Au milieu du terrain, neuf pavillons cérémoniels du trône, ou «Busabok», aident à délimiter un dessin concentrique qui s’étend jusqu’à l'étroit Busabok, haut de 50 mètres, situé au centre même, à l'intérieur duquel le corps du roi sera assis. cercueil pas moins; une décision prise à l’avance par le regretté roi qui rompt avec les urnes traditionnelles du passé.
Cette structure de bûcher funéraire principale est elle-même une représentation du mont Meru, le centre de l'univers hindou. Dans un incinérateur fermé au sein de la structure centrale de la flèche, le corps du défunt roi sera incinéré lors de la deuxième des cinq journées de cérémonies funéraires. Conformément aux pratiques hindoues, la crémation elle-même sera bénie par les plus hauts moines bouddhistes du pays.

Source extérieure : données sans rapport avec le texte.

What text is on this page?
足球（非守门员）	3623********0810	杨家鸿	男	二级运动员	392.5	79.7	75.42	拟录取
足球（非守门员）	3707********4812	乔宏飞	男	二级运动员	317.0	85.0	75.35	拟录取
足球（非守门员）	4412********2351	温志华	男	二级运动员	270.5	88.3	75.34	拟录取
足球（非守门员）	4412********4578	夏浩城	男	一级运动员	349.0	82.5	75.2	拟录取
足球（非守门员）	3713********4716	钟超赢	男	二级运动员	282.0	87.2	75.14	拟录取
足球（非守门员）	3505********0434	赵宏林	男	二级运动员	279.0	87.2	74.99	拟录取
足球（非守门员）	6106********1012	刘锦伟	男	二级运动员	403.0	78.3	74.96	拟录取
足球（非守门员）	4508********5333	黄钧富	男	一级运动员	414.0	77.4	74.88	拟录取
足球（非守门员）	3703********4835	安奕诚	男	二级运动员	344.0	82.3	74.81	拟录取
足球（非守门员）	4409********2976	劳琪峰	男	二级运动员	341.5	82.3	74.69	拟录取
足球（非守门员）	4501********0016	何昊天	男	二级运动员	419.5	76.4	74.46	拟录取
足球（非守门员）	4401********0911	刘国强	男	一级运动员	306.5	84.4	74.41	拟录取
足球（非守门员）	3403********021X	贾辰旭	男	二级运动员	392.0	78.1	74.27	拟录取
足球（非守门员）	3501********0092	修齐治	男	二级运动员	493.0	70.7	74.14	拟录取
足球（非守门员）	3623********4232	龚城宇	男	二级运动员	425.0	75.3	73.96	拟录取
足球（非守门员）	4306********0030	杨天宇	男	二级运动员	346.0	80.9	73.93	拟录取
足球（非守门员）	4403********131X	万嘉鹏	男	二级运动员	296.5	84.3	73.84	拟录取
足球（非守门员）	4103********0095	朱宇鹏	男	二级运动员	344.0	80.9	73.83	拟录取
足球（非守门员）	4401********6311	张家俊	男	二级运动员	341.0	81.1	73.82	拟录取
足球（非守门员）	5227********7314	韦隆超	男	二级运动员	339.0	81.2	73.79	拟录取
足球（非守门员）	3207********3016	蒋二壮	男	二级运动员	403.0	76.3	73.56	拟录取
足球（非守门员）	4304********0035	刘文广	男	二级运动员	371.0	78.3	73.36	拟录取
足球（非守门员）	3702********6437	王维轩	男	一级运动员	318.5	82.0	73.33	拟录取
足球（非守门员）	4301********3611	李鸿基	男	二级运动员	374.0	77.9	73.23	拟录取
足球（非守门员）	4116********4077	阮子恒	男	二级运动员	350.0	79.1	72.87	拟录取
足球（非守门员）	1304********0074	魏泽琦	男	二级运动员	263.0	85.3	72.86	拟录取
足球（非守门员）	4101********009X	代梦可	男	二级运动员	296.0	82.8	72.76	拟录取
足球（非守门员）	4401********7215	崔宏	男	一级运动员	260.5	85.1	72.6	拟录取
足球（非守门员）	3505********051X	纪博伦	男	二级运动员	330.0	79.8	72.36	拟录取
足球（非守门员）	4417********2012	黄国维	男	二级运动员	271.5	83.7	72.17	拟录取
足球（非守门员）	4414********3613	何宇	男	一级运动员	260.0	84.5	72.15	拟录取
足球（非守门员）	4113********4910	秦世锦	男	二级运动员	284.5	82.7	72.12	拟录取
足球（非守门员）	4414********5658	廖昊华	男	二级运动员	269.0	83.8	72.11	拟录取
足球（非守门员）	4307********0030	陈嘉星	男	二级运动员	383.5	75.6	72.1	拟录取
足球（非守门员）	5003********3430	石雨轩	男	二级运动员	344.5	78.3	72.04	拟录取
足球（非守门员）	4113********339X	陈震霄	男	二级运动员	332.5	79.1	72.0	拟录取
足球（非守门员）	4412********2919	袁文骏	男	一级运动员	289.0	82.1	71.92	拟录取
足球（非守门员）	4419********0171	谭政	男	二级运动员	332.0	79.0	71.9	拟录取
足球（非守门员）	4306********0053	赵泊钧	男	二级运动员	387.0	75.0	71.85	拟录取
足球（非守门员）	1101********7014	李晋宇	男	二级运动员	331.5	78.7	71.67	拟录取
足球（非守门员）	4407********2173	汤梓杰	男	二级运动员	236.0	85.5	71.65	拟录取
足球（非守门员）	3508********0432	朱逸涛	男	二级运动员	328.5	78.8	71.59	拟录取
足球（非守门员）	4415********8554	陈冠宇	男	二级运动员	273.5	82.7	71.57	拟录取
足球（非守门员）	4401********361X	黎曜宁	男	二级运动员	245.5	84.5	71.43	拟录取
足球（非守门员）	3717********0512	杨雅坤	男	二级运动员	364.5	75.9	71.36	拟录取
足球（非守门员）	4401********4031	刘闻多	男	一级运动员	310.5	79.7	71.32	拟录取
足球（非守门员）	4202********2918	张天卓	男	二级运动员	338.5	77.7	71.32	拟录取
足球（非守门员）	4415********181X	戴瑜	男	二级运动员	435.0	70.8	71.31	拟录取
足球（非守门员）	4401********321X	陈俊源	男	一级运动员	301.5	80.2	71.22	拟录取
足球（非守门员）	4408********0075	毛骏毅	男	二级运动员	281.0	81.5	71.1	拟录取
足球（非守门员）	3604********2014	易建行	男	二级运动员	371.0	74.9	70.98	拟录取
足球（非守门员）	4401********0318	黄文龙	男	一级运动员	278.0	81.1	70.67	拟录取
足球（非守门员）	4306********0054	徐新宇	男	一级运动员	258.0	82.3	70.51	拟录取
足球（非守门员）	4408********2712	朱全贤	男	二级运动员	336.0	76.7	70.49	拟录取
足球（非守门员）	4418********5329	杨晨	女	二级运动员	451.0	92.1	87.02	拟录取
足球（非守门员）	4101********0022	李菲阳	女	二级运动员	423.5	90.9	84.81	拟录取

Ailleurs autour de Sanam Luang, des icônes rappelant certaines des réalisations du règne du défunt roi vont envahir le terrain. Des réservoirs modèles aux moulins à eau en passant par les rizières, le travail du roi Bhumibol avec les Thaïs les plus pauvres est honoré tout autant que l'homme lui-même, car c'est cet intérêt et cette empathie qui ont contribué à le faire tant adorer dans le pays.
C’est aussi pourquoi aucun coût n’a été épargné lors de la construction du bûcher lui-même. Avec un budget estimé à 1 milliard de bahts (30 millions de dollars), la splendeur du bûcher funéraire disparaîtra néanmoins après la cérémonie de crémation, démontée avec des semaines de finition. Les meilleures sections indépendantes se dirigeront vers les musées, tandis que d’autres seront décomposées et distribuées dans les temples du pays.